Regex for Japanese text letter counting

01 Apr 2015

Japanese text can be thought of a mixture of Chinese characters known as Kanji, and the two phonetic alphabets of Hiragana and Katakana. Japanese text has no white spaces between words and one Kanji character can stand in for a whole word. This makes it difficult calculate how to fairly change clients for Japanese to English translation work. In Japan, the loosely agreed procedure is to charge by the letter, but when charging for every single letter, there are some characters that must be removed before calculating the total per letter fee. Some examples are English letters, numbers, white spaces, carriage returns, periods and other symbols in both Japanese and English. Removing these characters changes the text below from 135 characters

Revision History:
1.2.6.	 	2015-1-29
iOS8.1.2(8.1,8.1.1)に対応。
CPU使用効率のさらなる最適化
さらなる高音質を追求
波形アナライザーの表示のさらなる最適化
"シャッフル機能の選曲リスト連動"機能を追加
（「設定」→「一般」）
 各種微調整

to 72 characters.

に対応使用効率のさらなる最適化さらなる高音質を追求波形アナライザの表示のさらなる最適化シャッフル機能の選曲リスト連動機能を追加設定一般各種微調整

A significant difference when the translation work is priced by letters.

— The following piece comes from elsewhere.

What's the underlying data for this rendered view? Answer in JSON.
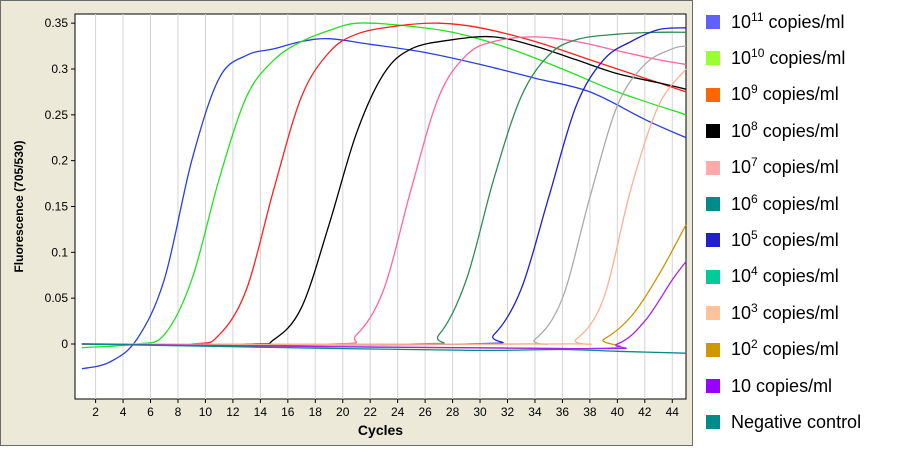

So how exactly do you remove all the cruft for the calculation? You could combing through the text yourself and manually delete letters one by one but Ain’t Nobody Got Time for That! So regex to the rescue. If the text is in Unicode the following regex will match any characters, including symbols, that are not Kanji, Katakana, or Hiragana.

[^\p{Han}\p{Hiragana}\p{Katakana}]

Use it in a text editor that has a regex friendly find and replace, like TextMate and done.

find and replace with regex